Solving $n$th order determinant

Question

I have a determinant of nth order that I am not able to convert into a triangular shape. I believe that this determinant is quite easy, but I can't find a way to fully convert one of the corners into zeros. My other idea was to use the Laplace principle, but that didn't work as well. $$ \begin{vmatrix} 4 & 4 & 0 & 0 & \cdots & 0 & 0 \\ 1 & 4 & 4 & 0 & \cdots & 0 & 0 \\ 0 & 1 & 4 & 4 & \cdots & 0 & 0 \\ \vdots & \vdots & \vdots & \vdots & \ddots & \vdots & \vdots \\ 0 & 0 & 0 & 0 & \cdots & 4 & 4 \\ 0 & 0 & 0 & 0 & \cdots & 1 & 4 \\ \end{vmatrix} $$

If someone could present a detailed way of converting this determinant into a triangular shape, it would be much appreciated. In addition to that, maybe someone could give some tips for solving nth order determinant by converting it into a triangular shape, using the Laplace principle or any other more or less basic methods.

Answer 1

If you use Laplace's formula for the first column, as mfl suggests, you arrive at the recurrence relation $D_n=4(D_{n-1}-D_{n-2})$ with $D_1=4$ and $D_2=12$.
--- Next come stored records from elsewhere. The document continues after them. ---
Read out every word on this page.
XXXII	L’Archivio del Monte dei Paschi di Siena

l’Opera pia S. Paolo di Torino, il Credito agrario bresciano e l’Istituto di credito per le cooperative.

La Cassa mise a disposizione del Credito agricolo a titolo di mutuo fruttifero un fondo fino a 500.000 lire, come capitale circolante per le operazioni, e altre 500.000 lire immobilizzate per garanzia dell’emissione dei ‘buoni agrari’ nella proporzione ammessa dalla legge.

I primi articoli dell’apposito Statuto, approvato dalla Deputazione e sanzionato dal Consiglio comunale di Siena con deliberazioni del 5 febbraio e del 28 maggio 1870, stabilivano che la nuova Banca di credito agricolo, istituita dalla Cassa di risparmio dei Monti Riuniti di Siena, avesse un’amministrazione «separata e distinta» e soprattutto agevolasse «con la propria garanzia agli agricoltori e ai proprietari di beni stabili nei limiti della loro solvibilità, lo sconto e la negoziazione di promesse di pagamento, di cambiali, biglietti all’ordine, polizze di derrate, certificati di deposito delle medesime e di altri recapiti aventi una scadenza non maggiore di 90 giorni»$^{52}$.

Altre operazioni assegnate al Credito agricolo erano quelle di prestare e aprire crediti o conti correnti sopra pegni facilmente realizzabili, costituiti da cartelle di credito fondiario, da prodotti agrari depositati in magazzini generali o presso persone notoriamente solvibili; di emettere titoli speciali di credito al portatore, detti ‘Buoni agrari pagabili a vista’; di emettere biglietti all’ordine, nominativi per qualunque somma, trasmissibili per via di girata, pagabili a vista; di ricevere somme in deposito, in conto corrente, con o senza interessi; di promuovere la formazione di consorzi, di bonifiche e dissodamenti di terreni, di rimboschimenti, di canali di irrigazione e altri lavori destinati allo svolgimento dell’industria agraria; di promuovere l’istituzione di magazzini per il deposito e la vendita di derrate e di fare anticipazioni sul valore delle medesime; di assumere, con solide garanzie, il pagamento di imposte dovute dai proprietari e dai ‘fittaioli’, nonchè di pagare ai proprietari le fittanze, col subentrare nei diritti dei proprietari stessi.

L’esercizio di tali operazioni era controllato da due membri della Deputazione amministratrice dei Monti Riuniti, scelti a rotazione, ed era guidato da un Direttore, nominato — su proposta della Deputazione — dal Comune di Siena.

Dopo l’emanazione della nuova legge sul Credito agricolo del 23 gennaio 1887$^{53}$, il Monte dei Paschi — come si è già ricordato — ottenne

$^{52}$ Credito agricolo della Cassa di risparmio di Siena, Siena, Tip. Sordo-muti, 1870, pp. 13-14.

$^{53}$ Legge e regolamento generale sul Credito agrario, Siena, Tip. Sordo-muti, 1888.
The solution is $D_n=(n+1)2^n$.

Answer 2

Alternatively: doing row operations to get a diagonal matrix: $$ R1\cdot (-\frac14)+R2\to R2; \ R2\cdot (-\frac13)+R3\to R3; \ etc$$ $$\begin{vmatrix} 4 & 4 & 0 & 0 & \cdots & 0 & 0 \\ 1 & 4 & 4 & 0 & \cdots & 0 & 0 \\ 0 & 1 & 4 & 4 & \cdots & 0 & 0 \\ \vdots & \vdots & \vdots & \vdots & \ddots & \vdots & \vdots \\ 0 & 0 & 0 & 0 & \cdots & 4 & 4 \\ 0 & 0 & 0 & 0 & \cdots & 1 & 4 \\ \end{vmatrix}=\begin{vmatrix} 4 & 4 & 0 & 0 & \cdots & 0 & 0 \\ 0 & \frac{12}{4} & 4 & 0 & \cdots & 0 & 0 \\ 0 & 0 & \frac{32}{12} & 4 & \cdots & 0 & 0 \\ \vdots & \vdots & \vdots & \vdots & \ddots & \vdots & \vdots \\ 0 & 0 & 0 & 0 & \cdots & \frac{n\cdot 2^{n-1}}{(n-1)\cdot 2^{n-2}} & 4 \\ 0 & 0 & 0 & 0 & \cdots & 0 & \frac{(n+1)\cdot 2^n}{n\cdot 2^{n-1}} \\ \end{vmatrix}= \\ \prod_{k=1}^n \frac{(k+1)\cdot 2^k}{k\cdot 2^{k-1}}=(n+1)\cdot 2^n.$$